Having lived 20 years beyond 31, I realized that those characters could be revisited with different issues, plus we’re not just bringing the characters into the future. We’re making the narrator a father, after he spent so much time in “Fight Club” trashing fathers, making him a father who’s failing just as badly as his father failed. But also kind of taking the Tyler Durden mythology into the past and presenting Tyler as not something that one day appeared at the beach, but something that may have gone back for centuries or millennia and has affected generations long before the story that we saw. So in a way it’s kind of building a mythology in the way that Lovecraft would build one, or the way that Stephen King is so good at building mythologies that span a huge amount of time.

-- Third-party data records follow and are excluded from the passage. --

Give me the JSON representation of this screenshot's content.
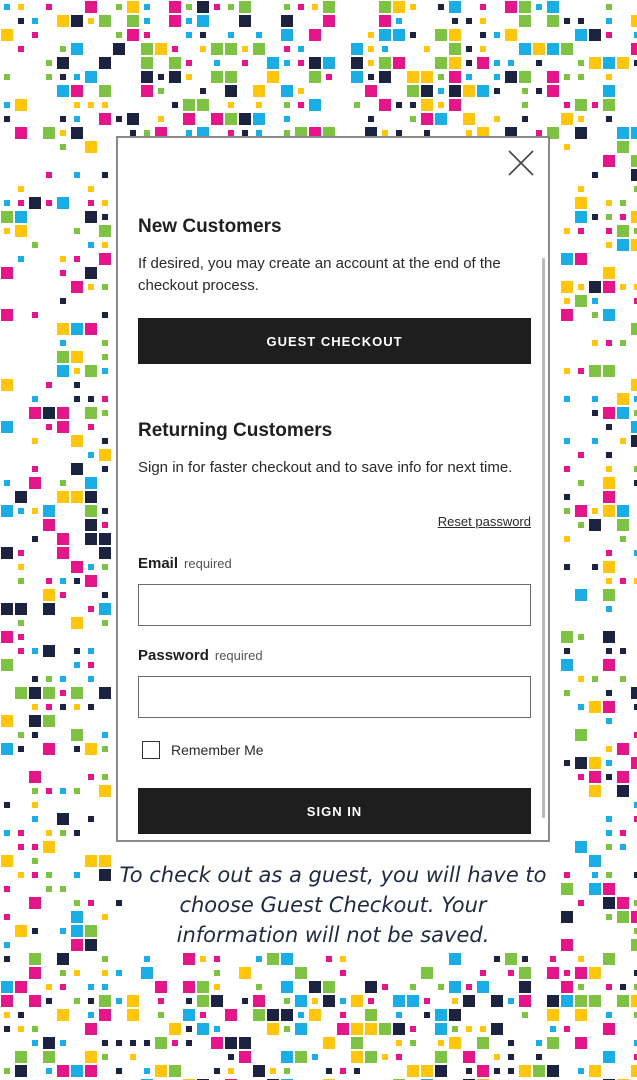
{
  "modal": {
    "new_customers": {
      "heading": "New Customers",
      "description": "If desired, you may create an account at the end of the checkout process.",
      "guest_button": "GUEST CHECKOUT"
    },
    "returning_customers": {
      "heading": "Returning Customers",
      "description": "Sign in for faster checkout and to save info for next time.",
      "reset_link": "Reset password",
      "email": {
        "label": "Email",
        "required": "required",
        "value": "",
        "placeholder": ""
      },
      "password": {
        "label": "Password",
        "required": "required",
        "value": "",
        "placeholder": ""
      },
      "remember_me": {
        "label": "Remember Me",
        "checked": false
      },
      "sign_in_button": "SIGN IN"
    },
    "close_icon": "close-icon"
  },
  "caption": "To check out as a guest, you will have to choose Guest Checkout. Your information will not be saved.",
  "colors": {
    "button_bg": "#1e1e1e",
    "pattern": [
      "#e7158a",
      "#ffc60b",
      "#19aee6",
      "#7dc242",
      "#1b2340"
    ]
  }
}
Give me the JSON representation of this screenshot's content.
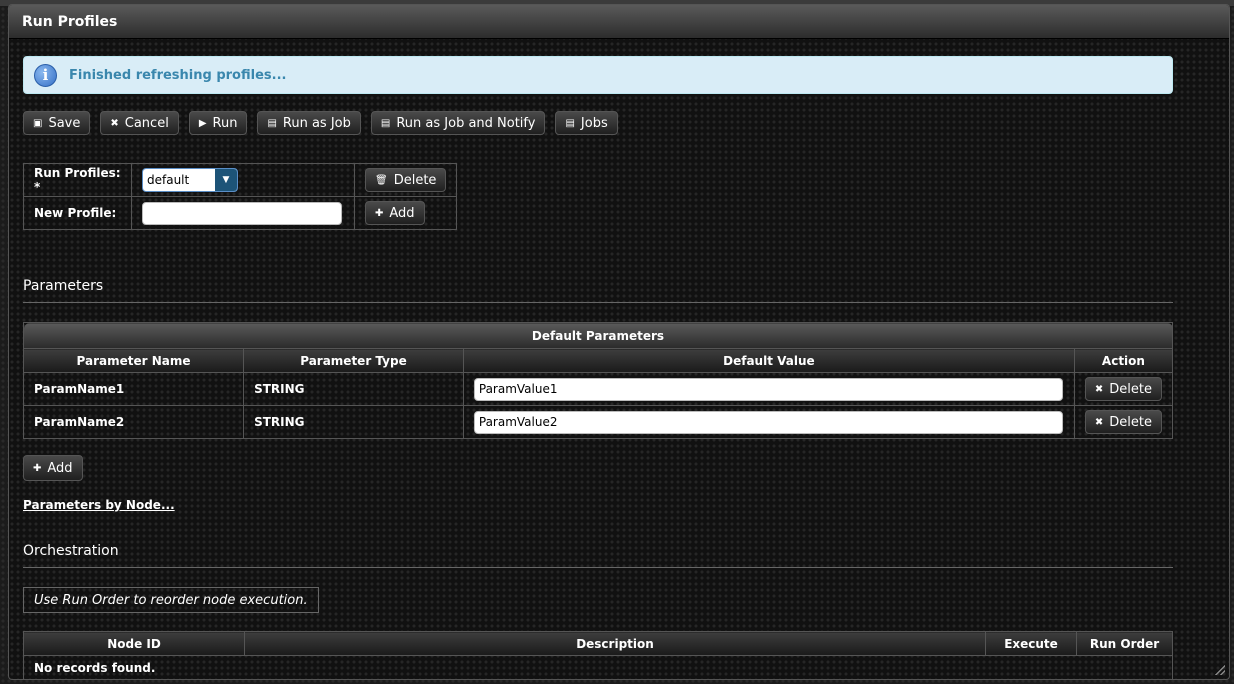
{
  "dialog": {
    "title": "Run Profiles"
  },
  "message": {
    "text": "Finished refreshing profiles..."
  },
  "toolbar": {
    "save": "Save",
    "cancel": "Cancel",
    "run": "Run",
    "run_as_job": "Run as Job",
    "run_as_job_notify": "Run as Job and Notify",
    "jobs": "Jobs"
  },
  "profiles": {
    "run_profiles_label": "Run Profiles: *",
    "selected_profile": "default",
    "delete": "Delete",
    "new_profile_label": "New Profile:",
    "new_profile_value": "",
    "add": "Add"
  },
  "parameters": {
    "section_title": "Parameters",
    "table_caption": "Default Parameters",
    "columns": [
      "Parameter Name",
      "Parameter Type",
      "Default Value",
      "Action"
    ],
    "rows": [
      {
        "name": "ParamName1",
        "type": "STRING",
        "value": "ParamValue1",
        "action": "Delete"
      },
      {
        "name": "ParamName2",
        "type": "STRING",
        "value": "ParamValue2",
        "action": "Delete"
      }
    ],
    "add": "Add",
    "by_node_link": "Parameters by Node..."
  },
  "orchestration": {
    "section_title": "Orchestration",
    "hint": "Use Run Order to reorder node execution.",
    "columns": [
      "Node ID",
      "Description",
      "Execute",
      "Run Order"
    ],
    "empty_text": "No records found."
  },
  "icons": {
    "info": "info-icon",
    "save": "floppy-icon",
    "cancel": "x-icon",
    "run": "play-icon",
    "job": "list-icon",
    "delete": "trash-icon",
    "add": "plus-icon",
    "dropdown": "triangle-down-icon"
  }
}
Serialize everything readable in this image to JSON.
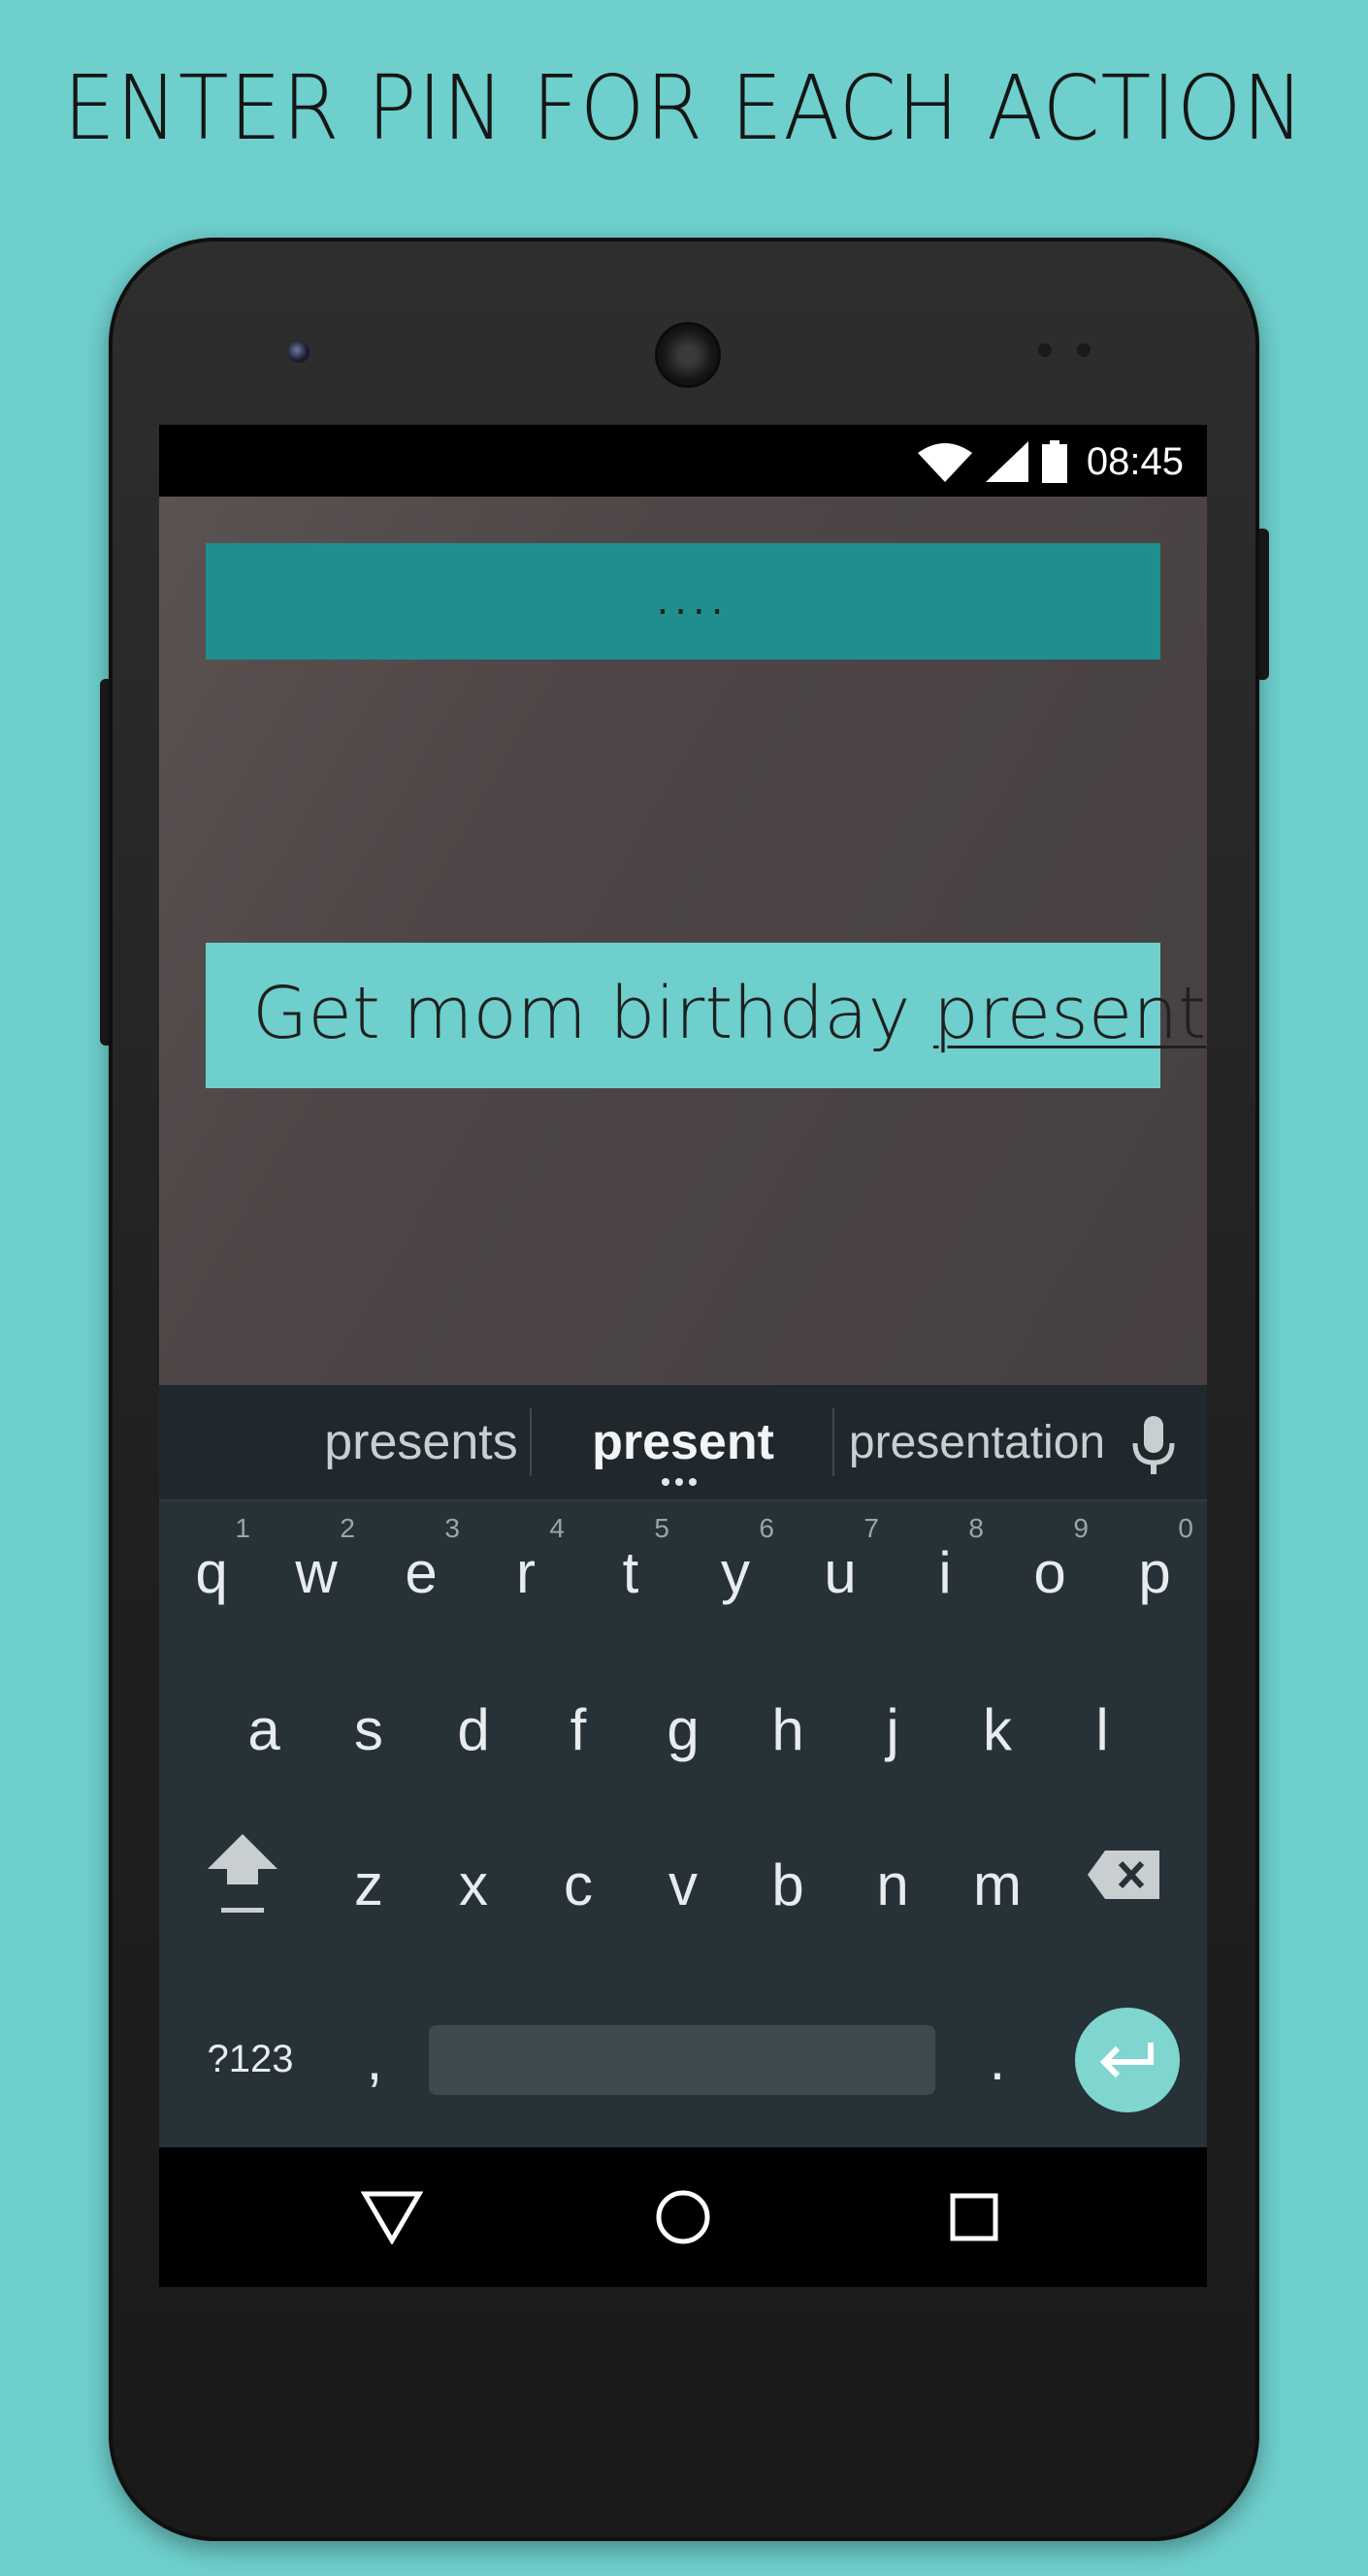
{
  "headline": "ENTER PIN FOR EACH ACTION",
  "status_bar": {
    "time": "08:45",
    "icons": [
      "wifi-icon",
      "cell-signal-icon",
      "battery-icon"
    ]
  },
  "pin_field": {
    "masked_value": "...."
  },
  "task_input": {
    "prefix": "Get mom birthday ",
    "composing_word": "present"
  },
  "keyboard": {
    "suggestions": [
      "presents",
      "present",
      "presentation"
    ],
    "rows": [
      [
        {
          "k": "q",
          "h": "1"
        },
        {
          "k": "w",
          "h": "2"
        },
        {
          "k": "e",
          "h": "3"
        },
        {
          "k": "r",
          "h": "4"
        },
        {
          "k": "t",
          "h": "5"
        },
        {
          "k": "y",
          "h": "6"
        },
        {
          "k": "u",
          "h": "7"
        },
        {
          "k": "i",
          "h": "8"
        },
        {
          "k": "o",
          "h": "9"
        },
        {
          "k": "p",
          "h": "0"
        }
      ],
      [
        {
          "k": "a"
        },
        {
          "k": "s"
        },
        {
          "k": "d"
        },
        {
          "k": "f"
        },
        {
          "k": "g"
        },
        {
          "k": "h"
        },
        {
          "k": "j"
        },
        {
          "k": "k"
        },
        {
          "k": "l"
        }
      ],
      [
        {
          "k": "z"
        },
        {
          "k": "x"
        },
        {
          "k": "c"
        },
        {
          "k": "v"
        },
        {
          "k": "b"
        },
        {
          "k": "n"
        },
        {
          "k": "m"
        }
      ]
    ],
    "symbols_key": "?123",
    "comma_key": ",",
    "period_key": "."
  },
  "nav_bar": [
    "back-icon",
    "home-icon",
    "recents-icon"
  ],
  "colors": {
    "background": "#6ecfcc",
    "accent_teal": "#1f8e8e",
    "keyboard_bg": "#263238"
  }
}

On how much his life experience in the 20 years since “Fight Club” has affected the story of the sequel: The biggest changes is that when I wrote the story, when I wrote “Fight Club,” I had never taken psychotropic medication. I had never taken anti-depressants or anti-anxiety pills, and in the twenty years after after my father was killed I took Zoloft for a couple years. More recently, because of the pressure of being with so many people so much of the time I started taking Lorazepam when I was doing promotion — an anti-axiety drug. I’ve talked about this with Trent Reznor, and I’ve talked about this with so many creative people that when you’re on those drugs you can’t create. You can promote, you can perform, but you can’t create the thing itself. Part of the sequel to “Fight Club” is the fact that the narrator has spent the last 20 years on psychotropic drugs that suppress Tyler [Durden], and in doing so they kind of suppress and preclude the very best aspect of him. So he’s getting by, but to tell the truth, he hasn’t fucked Marla very well in 20 years, and Marla’s tired of being married to this guy who’s so not Tyler. And he’s a lousy father to his kid. He’s even-tempered, he’s boring — everything Tyler was not — and people are quietly working behind the scenes to try to bring Tyler back because they miss that aspect of the narrator, that crazy part.
On his artistic collaborators David Mack & Cameron Stewart: I think David Mack is perfect for covers because everything that he does is really a work of art, but I wasn’t sure if the really plot-heavy story I’d written would be served by David’s gorgeous, gorgeous drawings, gorgeous illustrations. Rather than risk not communicating everything in this plot that’s so convoluted, I liked Cameron Stewart. I liked him because his drawings were a little cartoony, and I thought it would be easier to show really extreme, really edgy things that might be banned in the marketplace if we showed them in a slightly cartoony way so that there was some sort of wiggle room, some distance from those being actual depictions of the horrible things that are happening.